方氏和陳夫人對視一眼,嘆了口氣,陳夫人笑著道:“索性也不遠,到時候等兒女的事情都定了,我們結伴去南直隸走走便是,有她在,我們也能有個遊山玩水的藉口不是。”
“你能走得掉?”方氏搖著頭,“這大的成了親,跟著就有小的,家裡的事情沒個完的時候。”
陳夫人想想也是,她的兩個女兒都沒有著落,這事兒還真是不好說。
幾個人說說笑笑進了暖閣,幼清則陪著幾位小姐在後面走著,夏芷晴道:“我們明年就要回南直隸了,往後想再要見面,恐怕就很難了。”
“閣老遞辭呈的事,我聽父親說了。”陳鈴蘭拉著夏芷晴的手,道,“家人都走了,把你一個人留在京城也不合適,往後我們天各一方,你要記得給我們來信才是。”
夏芷晴失落的點點頭,嘆道:“也只能寫信了。”說著,看著幼清道,“還是幼清好,父親也要回來團聚了,日子是越過越順坦,哪像我們,明兒都不知道在哪裡。”
“說的這麼悲觀做什麼。”幼清笑著道,“緣分這事情說不清,或許你回南直隸後就立刻定了門好姻緣,保不齊你還會慶幸,當初幸虧跟著家人回去了呢。”
夏芷晴聽著臉一紅,去掐幼清的胳膊,和大家道:“你們瞧瞧,以前可是半天不說一句話的人,如今嫁了人也知道拿話打趣我了。”幼清笑著躲在薛思琪身後,薛思琪護著她笑道,“你剛剛還說她越過越好,這性子自然也越來越開朗,再說,只許你拿她打趣,還不許她反將你一軍不成。”
夏芷晴抓不到幼清又被薛思琪堵了嘴,就指著她道:“好,我就不走了,非等著你和廖大人成親後,這兩張利嘴會吵出什麼花兒來。”
幾個人嘻嘻哈哈哈的笑了起來,薛思琪昂著頭道:“不管什麼花兒,只要是香的就成。”
“太太。”蔡媽媽見幾位小姐和幼清有說有笑,她也不由笑了起來,道,“郭老夫人和郭夫人還有郭小姐來了。”
幼清點點頭,和薛思琪道:“二姐陪幾位姐姐還有妹妹先去暖閣裡坐著喝茶,我去迎迎。”又和夏芷晴以及陳鈴蘭、陳素蘭道,“今兒家裡來的人多,一會兒我若是招待不周你們可不許不高興。等改日我單獨下帖子給你們!”
幾個人笑著點頭。
幼清則整理了衣襟迎去了垂花門,郭老夫人的馬車剛剛停下來,她笑著立在馬車邊候著,郭老夫人由身邊的媽媽扶著下了車,一眼就看到了幼清,笑著道:“天這麼冷你迎出來作甚,回頭該凍壞了。”
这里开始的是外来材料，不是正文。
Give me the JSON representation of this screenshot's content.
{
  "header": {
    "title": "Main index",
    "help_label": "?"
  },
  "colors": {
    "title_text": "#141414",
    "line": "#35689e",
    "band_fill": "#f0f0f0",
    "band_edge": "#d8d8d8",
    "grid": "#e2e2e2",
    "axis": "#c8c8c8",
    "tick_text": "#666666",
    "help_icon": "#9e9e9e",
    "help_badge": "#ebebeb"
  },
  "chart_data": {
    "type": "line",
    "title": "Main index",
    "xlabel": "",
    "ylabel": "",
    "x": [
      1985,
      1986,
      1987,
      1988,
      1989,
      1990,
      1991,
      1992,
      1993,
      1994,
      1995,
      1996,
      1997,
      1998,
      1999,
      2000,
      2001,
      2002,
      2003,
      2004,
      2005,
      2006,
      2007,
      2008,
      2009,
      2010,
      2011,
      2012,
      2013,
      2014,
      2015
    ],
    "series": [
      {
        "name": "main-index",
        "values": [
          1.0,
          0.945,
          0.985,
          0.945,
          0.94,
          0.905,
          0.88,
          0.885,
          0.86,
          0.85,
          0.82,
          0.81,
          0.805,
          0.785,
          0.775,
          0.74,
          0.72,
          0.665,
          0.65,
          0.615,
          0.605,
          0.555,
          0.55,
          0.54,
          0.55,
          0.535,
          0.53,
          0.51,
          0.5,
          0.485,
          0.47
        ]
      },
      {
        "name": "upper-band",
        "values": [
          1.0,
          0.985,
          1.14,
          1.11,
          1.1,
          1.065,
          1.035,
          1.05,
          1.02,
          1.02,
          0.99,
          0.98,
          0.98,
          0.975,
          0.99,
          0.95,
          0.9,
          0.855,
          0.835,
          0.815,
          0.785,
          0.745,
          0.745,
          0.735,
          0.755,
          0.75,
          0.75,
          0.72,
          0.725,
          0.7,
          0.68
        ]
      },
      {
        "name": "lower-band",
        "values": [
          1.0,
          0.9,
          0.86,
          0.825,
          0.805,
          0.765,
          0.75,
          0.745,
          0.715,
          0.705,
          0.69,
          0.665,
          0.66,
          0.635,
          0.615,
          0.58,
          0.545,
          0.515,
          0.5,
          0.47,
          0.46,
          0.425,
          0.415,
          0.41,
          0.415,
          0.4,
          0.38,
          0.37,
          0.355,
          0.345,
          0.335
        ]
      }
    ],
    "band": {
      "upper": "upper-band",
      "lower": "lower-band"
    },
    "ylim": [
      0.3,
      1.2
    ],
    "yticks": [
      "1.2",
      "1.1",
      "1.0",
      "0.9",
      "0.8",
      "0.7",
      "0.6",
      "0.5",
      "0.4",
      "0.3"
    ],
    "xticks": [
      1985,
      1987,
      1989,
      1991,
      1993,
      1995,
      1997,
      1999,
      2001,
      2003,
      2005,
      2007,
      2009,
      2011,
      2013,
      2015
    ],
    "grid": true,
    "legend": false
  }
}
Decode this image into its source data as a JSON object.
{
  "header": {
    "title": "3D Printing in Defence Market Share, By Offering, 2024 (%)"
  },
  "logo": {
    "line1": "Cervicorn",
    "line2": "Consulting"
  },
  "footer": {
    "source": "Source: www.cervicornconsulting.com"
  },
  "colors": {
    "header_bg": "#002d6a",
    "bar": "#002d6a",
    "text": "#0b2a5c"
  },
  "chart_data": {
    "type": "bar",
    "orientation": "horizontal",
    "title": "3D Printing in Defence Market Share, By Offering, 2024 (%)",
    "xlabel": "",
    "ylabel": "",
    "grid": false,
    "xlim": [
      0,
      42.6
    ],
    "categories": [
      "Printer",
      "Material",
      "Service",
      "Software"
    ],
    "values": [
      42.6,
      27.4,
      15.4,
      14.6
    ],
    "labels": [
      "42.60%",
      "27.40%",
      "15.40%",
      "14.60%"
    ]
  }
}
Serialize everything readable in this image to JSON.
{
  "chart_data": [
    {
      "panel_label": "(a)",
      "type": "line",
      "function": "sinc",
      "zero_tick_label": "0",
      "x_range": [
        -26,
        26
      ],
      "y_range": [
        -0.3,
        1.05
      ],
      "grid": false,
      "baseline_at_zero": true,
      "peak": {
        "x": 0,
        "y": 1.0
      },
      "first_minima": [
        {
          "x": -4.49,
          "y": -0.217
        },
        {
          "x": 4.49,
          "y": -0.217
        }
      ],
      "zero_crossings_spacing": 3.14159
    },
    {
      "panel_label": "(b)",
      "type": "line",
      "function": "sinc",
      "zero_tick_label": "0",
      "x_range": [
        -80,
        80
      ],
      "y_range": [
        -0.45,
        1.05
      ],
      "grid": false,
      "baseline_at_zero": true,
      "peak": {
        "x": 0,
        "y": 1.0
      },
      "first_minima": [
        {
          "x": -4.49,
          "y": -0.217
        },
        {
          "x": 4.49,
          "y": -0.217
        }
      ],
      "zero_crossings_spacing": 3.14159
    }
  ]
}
“您來了,我肯定要迎的,便是再冷點,我也該來!”她說著過去搭著手扶了郭老夫人,郭老夫人站穩打量著幼清,笑道,“一些日子不見,氣色比早先好了一些。”
幼清笑著行了禮,道:“託您的福!”說著又朝隨後馬車裡下來的郭夫人,笑著行禮,道,“郭夫人!”
郭夫人和幼清微微點頭,打量了一眼院子,和郭老夫人道:“娘,這院子可真是不錯,乾淨整潔,鬱鬱蔥蔥的,瞧著倒不像冬天,比咱們家裡看著熱鬧!”
“你若是喜歡,改日也種些這樣的樹便是。”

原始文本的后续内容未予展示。